Já no ano passado, ano dedicado à participação em mais torneios Challenger e Future do que provas ITF Junior, o jovem canadiano ousou vencer o Challenger de Lyon (que contava com nomes como Horacio Zeballos, Marcel Granollers ou Paul Henri Mathieu) antes de, na semana em que decidiu não defender o título em Flashing Meadows para jogar em Sevilla, vencer também o Challenger espanhol – onde também participaram os portugueses João Domingues, Gonçalo Oliveira e Gastão Elias.

É certo que a sua estreia no circuito profissional ATP não correu da melhor forma – perdeu em 3 sets frente a Filip Krajinovic – um “velho conhecido” do canadiano a quem já venceu múltiplas vezes em anos passados – mas basta ver alguns encontros do canadiano (alguns disponíveis no YouTube) para perceber que há ali “qualquer coisa” especial. Não é um miúdo como tantos outros que troca mais uma bola do que o adversário. Ele bate cada direita ou esquerda com a força e determinação de quem vai para o winner.
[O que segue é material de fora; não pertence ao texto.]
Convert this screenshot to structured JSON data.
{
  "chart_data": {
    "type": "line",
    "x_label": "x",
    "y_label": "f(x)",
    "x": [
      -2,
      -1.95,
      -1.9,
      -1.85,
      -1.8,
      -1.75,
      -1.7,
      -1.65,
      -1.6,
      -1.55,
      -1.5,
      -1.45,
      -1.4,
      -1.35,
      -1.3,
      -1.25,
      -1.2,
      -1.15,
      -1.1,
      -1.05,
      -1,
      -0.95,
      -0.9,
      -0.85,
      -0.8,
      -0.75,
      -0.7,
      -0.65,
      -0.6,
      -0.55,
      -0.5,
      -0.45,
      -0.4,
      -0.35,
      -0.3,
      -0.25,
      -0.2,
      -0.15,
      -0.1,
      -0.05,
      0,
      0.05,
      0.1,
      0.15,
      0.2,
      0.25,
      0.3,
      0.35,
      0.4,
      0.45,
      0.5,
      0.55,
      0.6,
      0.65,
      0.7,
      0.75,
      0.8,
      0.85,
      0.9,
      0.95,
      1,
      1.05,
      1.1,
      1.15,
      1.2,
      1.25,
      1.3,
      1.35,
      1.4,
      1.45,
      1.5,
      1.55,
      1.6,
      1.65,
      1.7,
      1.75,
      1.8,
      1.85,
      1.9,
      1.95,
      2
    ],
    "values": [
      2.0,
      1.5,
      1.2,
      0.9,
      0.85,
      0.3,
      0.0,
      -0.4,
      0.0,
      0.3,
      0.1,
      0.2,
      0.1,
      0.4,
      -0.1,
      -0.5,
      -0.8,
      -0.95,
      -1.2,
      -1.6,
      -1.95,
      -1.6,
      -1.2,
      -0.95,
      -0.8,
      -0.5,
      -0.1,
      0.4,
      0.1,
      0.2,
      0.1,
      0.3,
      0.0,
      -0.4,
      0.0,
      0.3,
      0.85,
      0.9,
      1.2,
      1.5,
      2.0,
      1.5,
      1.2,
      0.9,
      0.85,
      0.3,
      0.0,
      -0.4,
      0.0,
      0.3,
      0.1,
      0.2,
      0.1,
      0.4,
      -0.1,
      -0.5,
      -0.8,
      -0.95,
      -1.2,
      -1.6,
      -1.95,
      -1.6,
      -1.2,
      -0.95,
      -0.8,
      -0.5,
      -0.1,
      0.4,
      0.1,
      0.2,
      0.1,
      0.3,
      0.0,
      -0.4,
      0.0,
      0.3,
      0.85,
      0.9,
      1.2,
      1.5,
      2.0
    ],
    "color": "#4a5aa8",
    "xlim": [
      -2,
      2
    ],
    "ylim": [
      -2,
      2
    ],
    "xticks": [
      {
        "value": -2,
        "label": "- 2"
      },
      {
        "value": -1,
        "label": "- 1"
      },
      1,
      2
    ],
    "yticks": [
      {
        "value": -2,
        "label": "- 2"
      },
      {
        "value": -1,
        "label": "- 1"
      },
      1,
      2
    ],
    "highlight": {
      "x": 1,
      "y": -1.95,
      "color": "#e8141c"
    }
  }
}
Felix Auger-Aliassime e Denis Shapovalov
Fonte: ATP

Ele não se limita a pôr o primeiro serviço em jogo. Ele vai para cada serviço em busca do ás. Um pouco ao estilo Gael Monfils (versão espetacular) o canadiano consegue juntar a potência com o sentido de oportunidade gerando garantidamente entretenimento de qualidade para quem assiste aos seus encontros. Para além da garra revelada por Felix dentro do court, o jovem de 17 anos parece ser muito consciente do que pode vir a ser a vida de tenista e afirma que “tenho boas notas na escola e quero manter esse nível, afinal nunca se sabe o que é que aí vem”.

Com o devido acompanhamento (fulcral para o sucesso destes jovens precoces no futuro) e a atitude certa – dentro e fora do campo de ténis – o canadiano pode oferecer ao seu país uma dupla de sonho nos anos que aí vêm. Afinal se juntarmos Felix Auger-Aliassime e Denis Shapovalov a Vasek Pospisil (contando que o super-veterano Daniel Nestor de 45 anos entretanto se retire) o Canadá pode tornar-se uma potência digna do país que é nesta modalidade. No que toca a Auger-Aliassime, porém, é necessário ter paciência – exigir o mundo a um miúdo desta idade é uma atitude digamos “pouco inteligente” – e apreciar o processo de desenvolvimento de um atleta que, se tivesse de apostar, acabará o ano perto do top-100. Aos 18 anos. Daí para a frente, resta-nos ver o que acontecerá!